Removable Media is a term that covers USB drives, CDs, and even plugable BYOD devices such as phones, cameras and tablets. Our interactive removable media training covers two main concepts: the safe use of removable media for legitimate purposes, and attacks hackers launch from removable media. Safe use includes the use of encryption, either before data is stored or on the device itself. Hacker attacks concentrate on malware and phishing messages that are often planted on “lost” USB drives and CDs scattered near a target organization.
A PCI-compliant security awareness program requires training regarding policies and procedures that keep cardholder data safe to be administered to all personnel upon hire and at least once a year. The topics in this module cover the essential cardholder data security requirements for all different payment environments; card present, card-not-present, mail, fax, online, and phone (individual or call center.)
Privacy and PII
This module discusses cloud services. It begins with an explanation of the term “cloud”, then covers how people interact with it on a daily basis. Then it describes different types of cloud service and the benefits and risks cloud creates for businesses. Finally, tips are provided for using cloud services in a safe and responsible way.
This training module begins with the definition of Data Retention and an explanation as to why some organizations need data retention plans (regulatory compliance, business needs, litigation). Then it covers data retention plans, lists some common types of data that are subject to data retention policies, and concludes with secure data disposal considerations.

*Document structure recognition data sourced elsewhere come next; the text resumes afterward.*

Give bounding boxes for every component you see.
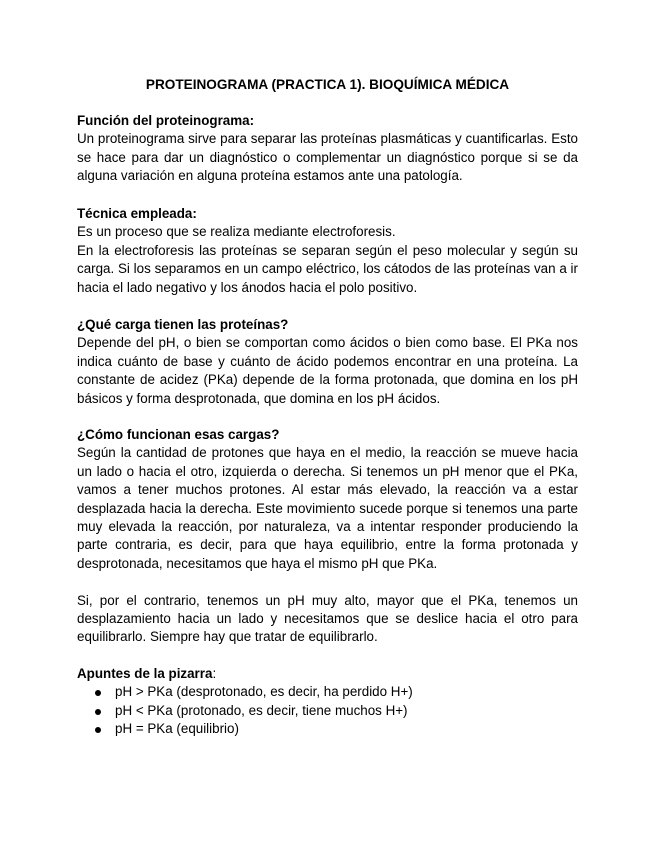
section-heading: Función del proteinograma: (77, 113, 255, 128)
section-heading: Técnica empleada: (77, 206, 197, 221)
paragraph: Según la cantidad de protones que haya en el medio, la reacción se mueve hacia un lado o hacia el otro, izquierda o derecha. Si tenemos un pH menor que el PKa, vamos a tener muchos protones. Al estar más elevado, la reacción va a estar desplazada hacia la derecha. Este movimiento sucede porque si tenemos una parte muy elevada la reacción, por naturaleza, va a intentar responder produciendo la parte contraria, es decir, para que haya equilibrio, entre la forma protonada y desprotonada, necesitamos que haya el mismo pH que PKa. (77, 445, 578, 571)
section-carga (77, 316, 578, 408)
section-apuntes (77, 665, 578, 739)
paragraph: En la electroforesis las proteínas se separan según el peso molecular y según su carga. Si los separamos en un campo eléctrico, los cátodos de las proteínas van a ir hacia el lado negativo y los ánodos hacia el polo positivo. (77, 242, 578, 295)
notes-heading-line (77, 665, 578, 683)
section-tecnica (77, 205, 578, 297)
paragraph: Depende del pH, o bien se comportan como ácidos o bien como base. El PKa nos indica cuánto de base y cuánto de ácido podemos encontrar en una proteína. La constante de acidez (PKa) depende de la forma protonada, que domina en los pH básicos y forma desprotonada, que domina en los pH ácidos. (77, 335, 578, 406)
list-item: pH > PKa (desprotonado, es decir, ha perdido H+) (115, 683, 578, 701)
paragraph: Si, por el contrario, tenemos un pH muy alto, mayor que el PKa, tenemos un desplazamiento hacia un lado y necesitamos que se deslice hacia el otro para equilibrarlo. Siempre hay que tratar de equilibrarlo. (77, 592, 578, 645)
paragraph: Es un proceso que se realiza mediante electroforesis. (77, 224, 396, 240)
section-heading: ¿Qué carga tienen las proteínas? (77, 317, 289, 332)
section-funcion (77, 112, 578, 186)
notes-heading: Apuntes de la pizarra (77, 666, 213, 681)
section-heading: ¿Cómo funcionan esas cargas? (77, 427, 280, 442)
list-item: pH < PKa (protonado, es decir, tiene muchos H+) (115, 702, 578, 720)
notes-list (77, 683, 578, 738)
section-como-funcionan (77, 426, 578, 647)
notes-heading-colon: : (212, 666, 217, 681)
paragraph: Un proteinograma sirve para separar las proteínas plasmáticas y cuantificarlas. Esto se hace para dar un diagnóstico o complementar un diagnóstico porque si se da alguna variación en alguna proteína estamos ante una patología. (77, 131, 578, 184)
list-item: pH = PKa (equilibrio) (115, 720, 578, 738)
document-title: PROTEINOGRAMA (PRACTICA 1). BIOQUÍMICA MÉDICA (145, 77, 510, 92)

This module introduces the concept of Data Security and why it is important. It outlines the risks posed by insecure data handling and emphasizes that data security is everyone’s responsibility. Important topics related to data security are covered in detail: Data Classification, Employee Training, Software security (antivirus and updates), and secure data storage, backup, and recovery.
This training covers secure disposal of sensitive data. It begins with explanation of what it means to “destroy data” and how data can be found in many forms and locations. Then it discusses reasons for data destruction followed by a description of some common data destruction methods.
Red Flag Rule
This module begins with a brief overview of the Red Flags Rule and its main purpose. It explains the requirement of having a written Identity Theft Prevention Program, and provides some important definitions from the regulation (financial institutions, creditors, covered accounts). Then the module covers all 4 steps of the Identity Theft Prevention Program in detail: Identifying Red Flags, Detecting Red Flags, Responding to Red Flags, and Updating the Program.

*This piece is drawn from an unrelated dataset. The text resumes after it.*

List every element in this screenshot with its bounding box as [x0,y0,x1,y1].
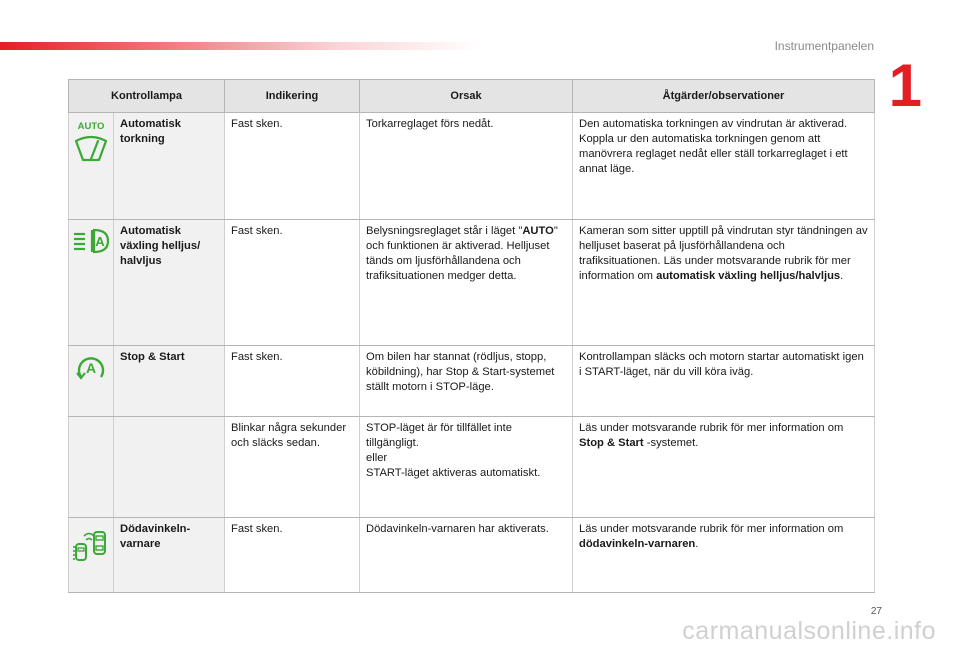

Advanced Persistent Threat
This module explains the concept of APTs. It explains how to recognize APTS, why they are so dangerous, what motivates them, and what attack methods they use. A real APT attack is used to illustrate the danger of APTs and the lifecycle of a typical APT attack. Finally, some basic steps are outlined to help protect against APT attacks, including reporting suspicious activity and not sharing sensitive information.

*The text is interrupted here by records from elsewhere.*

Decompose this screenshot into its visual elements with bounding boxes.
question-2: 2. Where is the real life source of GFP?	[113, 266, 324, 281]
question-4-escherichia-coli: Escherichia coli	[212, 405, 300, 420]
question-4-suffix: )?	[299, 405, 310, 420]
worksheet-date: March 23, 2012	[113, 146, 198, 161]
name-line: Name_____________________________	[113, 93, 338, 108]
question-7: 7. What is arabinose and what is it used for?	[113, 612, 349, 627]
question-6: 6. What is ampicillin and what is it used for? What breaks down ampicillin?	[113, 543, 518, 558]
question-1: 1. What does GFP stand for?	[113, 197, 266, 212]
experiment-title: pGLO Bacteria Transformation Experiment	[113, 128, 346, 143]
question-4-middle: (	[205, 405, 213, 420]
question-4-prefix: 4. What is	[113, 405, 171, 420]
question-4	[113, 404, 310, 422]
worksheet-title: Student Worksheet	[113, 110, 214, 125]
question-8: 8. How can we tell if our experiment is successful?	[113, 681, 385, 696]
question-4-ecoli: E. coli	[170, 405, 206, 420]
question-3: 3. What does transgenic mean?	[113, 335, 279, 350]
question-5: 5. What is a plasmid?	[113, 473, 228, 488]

This training provides an overview of the Gramm-Leach-Bliley Act (GLBA). It explains the purpose of the regulation and consequences of non-compliance. Three main sections of GLBA: Financial Privacy Rule, Safeguards Rule, and Pretexting Provisions, – are discussed in detail. Then the module explains the term Nonpublic Personal Information and provides common examples of it. Finally, it highlights the importance of following policies and procedures and provides some tips for maintaining the confidentiality and integrity of personal data.